There was a long pause. Then at last she looked up.

‘I might have …’

Madden warmed his hands on his teacup. He saw from her face that she was still undecided and he waited patiently.

‘This feller … the one you say topped Jonah. What makes you think it’s the same bloke as killed Alfie?’

Her flinty gaze had hardened; she challenged him to reply.

‘We know Alfie was working for someone; that’s why he quit his stall at the market. He had money in his pocket when the police found his body and with no explanation of how it had got there. Even before he went down to Wapping that night he was in deep, and that could only have happened through someone he was familiar with. Someone he trusted, perhaps. Someone who was also a killer.’

‘Which didn’t leave too many possibilities. Is that what you’re saying?’ Her voice was toneless and Madden nodded.

‘There’s nothing in Alfie’s record to suggest he’d ever mixed with violent criminals; that he was acquainted with anyone like that. You said yourself he was a nobody. So it had to be someone from his past … his childhood even.’

‘Someone who only had to lift a finger for him to come running? Is that what you mean?’ She looked at him bleakly

‘I suppose so.’ Madden shrugged, and as he did so saw a shadow pass across her rugged features.

‘Someone like his brother?’

‘Alfie Meeks had a brother?’

Madden was thunderstruck.

‘Not really, no.’ Nelly grimaced. ‘Not a proper brother. He was Vera’s son by some other bloke. She had him before she married Jonah.’

‘So he was Alfie’s stepbrother?’

‘I suppose …’ She shrugged. ‘But he only lived with them, with Jonah and her, for a little while. Then Vera had to send him away. She parked him with a sister of hers who lived out Romford way.’

‘What was his name?’

‘Raymond. Ray, Vera called him.’

‘Ray …?’ Madden scowled. ‘I don’t recall ever hearing that name.’

‘No reason you should have.’ Nelly smiled bleakly. ‘Especially after Jonah copped it. Anyone who knew what had happened wasn’t going to breathe a word. Like you said, they was all that pleased to see the last of him.’

Still shaken by the revelation, Madden paused for a moment to order his thoughts.

‘You said Vera had to send him away.

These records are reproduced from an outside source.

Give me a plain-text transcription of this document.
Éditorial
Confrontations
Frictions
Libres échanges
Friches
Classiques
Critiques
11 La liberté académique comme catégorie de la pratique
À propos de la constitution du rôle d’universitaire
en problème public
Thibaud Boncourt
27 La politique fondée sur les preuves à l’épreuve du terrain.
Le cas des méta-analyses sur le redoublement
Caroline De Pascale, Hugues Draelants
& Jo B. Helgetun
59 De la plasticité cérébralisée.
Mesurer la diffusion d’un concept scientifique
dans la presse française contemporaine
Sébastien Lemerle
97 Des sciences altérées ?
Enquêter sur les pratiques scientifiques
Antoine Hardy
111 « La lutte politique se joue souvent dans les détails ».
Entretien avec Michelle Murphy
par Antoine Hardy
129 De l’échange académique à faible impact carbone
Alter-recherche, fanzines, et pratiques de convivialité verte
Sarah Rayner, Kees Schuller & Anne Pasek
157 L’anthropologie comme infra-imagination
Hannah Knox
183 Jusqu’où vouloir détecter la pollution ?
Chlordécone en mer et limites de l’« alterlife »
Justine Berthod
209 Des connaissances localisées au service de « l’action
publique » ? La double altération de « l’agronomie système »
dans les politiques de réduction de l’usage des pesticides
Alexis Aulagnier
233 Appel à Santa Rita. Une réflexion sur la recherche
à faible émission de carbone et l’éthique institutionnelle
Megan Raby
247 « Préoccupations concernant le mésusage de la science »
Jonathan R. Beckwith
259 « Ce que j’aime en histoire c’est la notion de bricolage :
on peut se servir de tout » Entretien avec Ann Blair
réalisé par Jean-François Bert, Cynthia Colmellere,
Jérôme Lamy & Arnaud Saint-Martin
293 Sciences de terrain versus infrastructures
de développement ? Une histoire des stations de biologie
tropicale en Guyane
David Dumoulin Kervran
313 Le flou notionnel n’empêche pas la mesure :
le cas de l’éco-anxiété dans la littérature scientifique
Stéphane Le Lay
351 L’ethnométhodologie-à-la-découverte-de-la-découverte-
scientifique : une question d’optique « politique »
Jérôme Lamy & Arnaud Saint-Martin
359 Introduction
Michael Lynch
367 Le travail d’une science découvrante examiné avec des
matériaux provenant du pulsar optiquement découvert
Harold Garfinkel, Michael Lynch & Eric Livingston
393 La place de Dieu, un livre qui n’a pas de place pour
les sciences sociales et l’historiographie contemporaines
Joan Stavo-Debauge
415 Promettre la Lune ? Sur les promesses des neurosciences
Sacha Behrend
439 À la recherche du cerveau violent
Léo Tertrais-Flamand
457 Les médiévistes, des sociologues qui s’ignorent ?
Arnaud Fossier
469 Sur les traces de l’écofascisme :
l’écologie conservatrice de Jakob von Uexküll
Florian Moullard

Why? Jonah must have known she had a child when he married her.’

‘Oh, he knew, all right. I told you: at first Ray lived with them. Alfie’s mum had died a year or so before — pneumonia it was — and Vera took care of them both. But it didn’t last. After a few months she had to send Ray away. Vera told me herself. It was when I had that fish-and-chip shop. She used to come in of an evening to get their supper. She said those two — Ray and Jonah — they couldn’t live under the same roof. Jonah had started out trying to treat him the way he treated Alfie; knocking him about when he felt like it; clipping him round the ear. But that soon stopped. Ray wasn’t the sort you could do that to. Once when Jonah hit him he grabbed a kitchen knife and went for him, Vera said. Jonah threatened to wring his neck, but that was just bluff, she reckoned. The fact was he was scared and so was she. She was afraid Ray would take a knife to Jonah one night when he was asleep. Cut his throat maybe. That’s what she told me.’

‘Good God!’ Madden was appalled. ‘How old was he then?’

‘Ray?’ Nelly screwed up her face as she searched her memory. ‘Thirteen, fourteen …? I couldn’t say for sure. A couple of years older than Alfie, anyway.’

‘You’re telling me Jonah Meeks was afraid of a fourteen-year-old boy?’ Madden shook his head in wonder.

‘All I’m telling you is what his mum told me. Mind you, if you’d met that boy you might think different. Sometimes he’d come over from Romford when Jonah was away; when he was off working on the coal barges, which was the closest thing he ever had to a job. I was there once or twice when Ray turned up — by then he was older, sixteen maybe — and I remember how he’d sit in Vera’s kitchen, not saying a word while she kept chattering on; smiling to himself as if there was some joke only he could see. Thinking his own thoughts. He had this way of staring at you, staring through you, like you weren’t there. It gave me the shivers.’

‘Would Alfie have been present?’

‘Oh, yes. He was there, looking at Ray with these big eyes. I reckon Ray was who he wanted to be himself. Someone who wasn’t afraid. Not of Jonah, not of anything.’